Database selection and the search strategy design were finalized with a librarian. Searched concepts included ‘burnout’, ‘university students’ and ‘COVID-19’ and synonyms (Supplementary Box S2). References of included primary studies were hand-searched independently, and we also reached out to authors of primary studies via email to clarify queries, request missing data and to suggest other studies relevant to our research. The search was not limited by language, geographical area, study design, or publication year.

Study selection

Two reviewers independently conducted title/abstract and full-text screening on the systematic review software, Rayyan50. Included primary studies were restricted to those reported in the languages the authors are fluent in (English, Arabic, French, Spanish, Urdu). Any discrepancies were resolved by discussion.

Data extraction

Two reviewers independently extracted data using Microsoft Excel, including: (i) study design and setting, (ii) participant demographics, (iii) country, (iv) sample size, (v) time the study was conducted, (vi) outcomes of interest, (vii) instrument used and relevant cut-offs, (viii) recommendations, and (ix) funding and conflicts of interest. Any discrepancies were resolved by discussion.

Quality assessment

We assessed methodological quality by examining four domains of bias, based on the study by Hoy et al.51: (i) selection bias (external validity), (ii) non-response bias (external validity) (iii) measurement bias (internal validity) and (iv) bias related to the analysis (internal validity). Two reviewers independently appraised the studies; no summary score was calculated, as per COSMOS-E guidance52. The studies were graded as either high or low risk of bias (ROB). Any disagreements were resolved by discussion.

Qualitative synthesis

Supplementary Table S5 presents characteristics of primary studies. The list of the excluded studies is provided in eText 1. The ECE (Escala de Cansancio Emocional) is based on the MBI’s EE domain53 and the OLBI’s domains of exhaustion and disengagement correspond to the MBI’s EE and CY domains54. Therefore, prevalence of high EE and high DP/CY included data measured with MBI, MBI-SS, aMBI, ECE, and OLBI, as relevant.

Quantitative synthesis

Random-effect MAs were performed when at least two prevalence estimates for the same burnout domain were available. Prevalence was pooled for each burnout domain (EE, DP/CY and PA/AE) and by classification of level of burnout domain (high or not; if not reported, it was considered high). Subgroup MA was conducted by country, World Bank55 and World Health Organization regions56, Western/non-Western classification, sex, field of study and time period. The Western/non-Western classification was modelled on a previous SR/MA by al Mutairi et al.8,56. Statistical significance was set at α = 0.05. To be included in the MA, the minimum study sample size was 2557.

Heterogeneity between studies was assessed using the I2 statistic58 and was considered as substantial when I2 > 50%59. To explore variability between studies, subgroup MA was conducted considering the primary studies’ response rate and instrument used to assess burnout. The MA was generated using the meta package in R software (version 64 4.0.0).

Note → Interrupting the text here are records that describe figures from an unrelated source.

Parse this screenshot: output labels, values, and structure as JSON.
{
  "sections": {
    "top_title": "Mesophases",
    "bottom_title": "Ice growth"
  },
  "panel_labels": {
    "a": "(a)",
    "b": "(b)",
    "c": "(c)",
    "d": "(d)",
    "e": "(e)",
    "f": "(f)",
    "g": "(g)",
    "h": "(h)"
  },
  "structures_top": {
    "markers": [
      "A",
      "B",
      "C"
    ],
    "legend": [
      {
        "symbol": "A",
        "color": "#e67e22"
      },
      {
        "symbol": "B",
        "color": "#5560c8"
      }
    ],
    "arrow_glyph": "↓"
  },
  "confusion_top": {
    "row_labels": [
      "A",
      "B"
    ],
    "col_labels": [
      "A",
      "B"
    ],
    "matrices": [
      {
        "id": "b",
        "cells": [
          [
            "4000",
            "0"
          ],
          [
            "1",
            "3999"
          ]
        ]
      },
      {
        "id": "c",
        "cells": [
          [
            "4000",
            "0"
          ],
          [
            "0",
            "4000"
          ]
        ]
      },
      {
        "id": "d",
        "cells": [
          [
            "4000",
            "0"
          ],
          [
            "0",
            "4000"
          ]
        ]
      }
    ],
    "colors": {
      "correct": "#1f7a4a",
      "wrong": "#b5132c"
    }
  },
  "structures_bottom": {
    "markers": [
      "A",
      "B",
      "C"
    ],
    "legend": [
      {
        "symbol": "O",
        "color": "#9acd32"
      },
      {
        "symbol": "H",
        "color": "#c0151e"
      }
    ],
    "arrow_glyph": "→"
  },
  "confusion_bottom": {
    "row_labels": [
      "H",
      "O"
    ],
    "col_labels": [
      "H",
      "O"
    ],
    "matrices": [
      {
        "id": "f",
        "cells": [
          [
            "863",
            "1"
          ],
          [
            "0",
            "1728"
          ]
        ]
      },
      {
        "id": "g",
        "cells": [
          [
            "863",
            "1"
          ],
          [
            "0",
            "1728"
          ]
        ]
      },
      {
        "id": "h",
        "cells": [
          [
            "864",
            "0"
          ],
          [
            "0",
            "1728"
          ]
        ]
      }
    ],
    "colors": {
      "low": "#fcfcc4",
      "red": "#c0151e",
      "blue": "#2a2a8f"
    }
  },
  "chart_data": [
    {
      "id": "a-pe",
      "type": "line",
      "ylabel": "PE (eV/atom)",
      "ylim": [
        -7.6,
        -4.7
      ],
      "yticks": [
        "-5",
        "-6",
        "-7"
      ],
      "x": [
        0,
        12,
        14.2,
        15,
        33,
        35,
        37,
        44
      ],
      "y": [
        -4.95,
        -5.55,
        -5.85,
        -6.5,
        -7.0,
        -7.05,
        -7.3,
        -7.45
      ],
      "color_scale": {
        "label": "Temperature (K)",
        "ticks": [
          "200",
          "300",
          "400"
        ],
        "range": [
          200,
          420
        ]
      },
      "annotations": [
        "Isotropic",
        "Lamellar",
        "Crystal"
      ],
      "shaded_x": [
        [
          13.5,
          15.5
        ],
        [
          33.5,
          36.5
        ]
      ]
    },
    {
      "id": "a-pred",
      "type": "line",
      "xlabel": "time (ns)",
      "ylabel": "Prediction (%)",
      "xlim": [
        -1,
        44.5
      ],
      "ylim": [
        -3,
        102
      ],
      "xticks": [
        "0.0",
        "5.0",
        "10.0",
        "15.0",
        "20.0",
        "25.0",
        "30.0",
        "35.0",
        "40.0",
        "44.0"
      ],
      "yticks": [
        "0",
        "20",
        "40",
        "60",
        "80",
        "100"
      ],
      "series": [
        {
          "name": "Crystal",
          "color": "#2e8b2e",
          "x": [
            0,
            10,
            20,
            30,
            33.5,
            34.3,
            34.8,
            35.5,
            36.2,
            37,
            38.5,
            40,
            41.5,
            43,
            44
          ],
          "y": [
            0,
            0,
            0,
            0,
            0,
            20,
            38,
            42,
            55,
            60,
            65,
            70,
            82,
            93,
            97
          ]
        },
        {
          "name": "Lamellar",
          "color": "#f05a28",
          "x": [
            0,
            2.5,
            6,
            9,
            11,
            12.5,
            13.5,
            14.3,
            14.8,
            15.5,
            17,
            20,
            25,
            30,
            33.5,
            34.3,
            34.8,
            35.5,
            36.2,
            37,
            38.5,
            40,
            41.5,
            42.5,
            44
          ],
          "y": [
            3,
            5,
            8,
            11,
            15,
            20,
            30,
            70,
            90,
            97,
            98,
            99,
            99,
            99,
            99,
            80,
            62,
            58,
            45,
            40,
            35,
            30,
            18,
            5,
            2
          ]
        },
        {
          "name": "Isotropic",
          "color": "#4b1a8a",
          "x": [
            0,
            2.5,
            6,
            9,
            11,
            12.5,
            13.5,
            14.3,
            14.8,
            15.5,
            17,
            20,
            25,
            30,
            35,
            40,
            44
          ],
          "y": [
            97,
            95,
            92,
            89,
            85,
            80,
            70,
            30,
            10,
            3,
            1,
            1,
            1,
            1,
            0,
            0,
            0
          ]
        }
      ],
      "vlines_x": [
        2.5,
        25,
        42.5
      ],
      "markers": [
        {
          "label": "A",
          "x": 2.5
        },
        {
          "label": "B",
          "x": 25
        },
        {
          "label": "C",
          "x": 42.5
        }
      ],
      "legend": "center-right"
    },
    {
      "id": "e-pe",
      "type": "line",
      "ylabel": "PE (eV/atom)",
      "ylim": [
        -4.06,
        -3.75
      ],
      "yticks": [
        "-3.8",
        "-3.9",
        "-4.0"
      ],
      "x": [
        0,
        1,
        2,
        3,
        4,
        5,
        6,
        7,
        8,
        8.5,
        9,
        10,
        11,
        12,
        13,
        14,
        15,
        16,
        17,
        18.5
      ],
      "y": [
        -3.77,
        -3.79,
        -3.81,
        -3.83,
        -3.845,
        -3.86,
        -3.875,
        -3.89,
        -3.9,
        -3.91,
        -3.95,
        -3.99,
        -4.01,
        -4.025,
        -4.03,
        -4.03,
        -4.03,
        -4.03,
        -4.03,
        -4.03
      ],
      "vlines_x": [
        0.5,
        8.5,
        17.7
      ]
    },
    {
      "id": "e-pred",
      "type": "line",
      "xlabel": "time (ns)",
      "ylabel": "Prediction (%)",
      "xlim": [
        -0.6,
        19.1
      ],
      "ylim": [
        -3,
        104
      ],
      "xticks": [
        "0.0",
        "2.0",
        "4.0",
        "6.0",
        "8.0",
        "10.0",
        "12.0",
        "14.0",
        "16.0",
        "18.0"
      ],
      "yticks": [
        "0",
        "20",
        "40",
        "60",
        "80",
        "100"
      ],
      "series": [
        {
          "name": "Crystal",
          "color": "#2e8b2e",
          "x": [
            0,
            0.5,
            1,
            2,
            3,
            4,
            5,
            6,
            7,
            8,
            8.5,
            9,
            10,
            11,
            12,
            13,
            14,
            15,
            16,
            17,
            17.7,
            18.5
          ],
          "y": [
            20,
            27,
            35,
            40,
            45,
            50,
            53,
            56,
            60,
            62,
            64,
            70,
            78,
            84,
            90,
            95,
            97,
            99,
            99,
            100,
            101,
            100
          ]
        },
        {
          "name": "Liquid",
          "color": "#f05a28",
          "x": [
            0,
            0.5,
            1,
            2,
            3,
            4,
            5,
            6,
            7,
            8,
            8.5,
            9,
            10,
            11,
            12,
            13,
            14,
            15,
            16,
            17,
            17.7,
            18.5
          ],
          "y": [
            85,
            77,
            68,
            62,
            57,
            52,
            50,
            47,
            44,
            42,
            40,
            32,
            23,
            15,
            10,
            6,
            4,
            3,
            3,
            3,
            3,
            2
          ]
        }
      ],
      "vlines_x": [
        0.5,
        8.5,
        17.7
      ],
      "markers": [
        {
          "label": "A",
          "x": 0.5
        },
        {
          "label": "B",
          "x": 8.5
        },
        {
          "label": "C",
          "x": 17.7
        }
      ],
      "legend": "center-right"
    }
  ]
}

Reporting bias and certainty assessment

Confidence in the body of evidence on burnout prevalence during the COVID-19 pandemic was assessed by evaluating the validity and reliability of our estimates, based on the Grading of Recommendations Assessment, Development and Evaluation (GRADE) tool60.

Large-scale language model usage statement

ChatGPT was used solely for language touch-ups and to enhance language readability in the Discussion section and did not affect the study's content or methodology.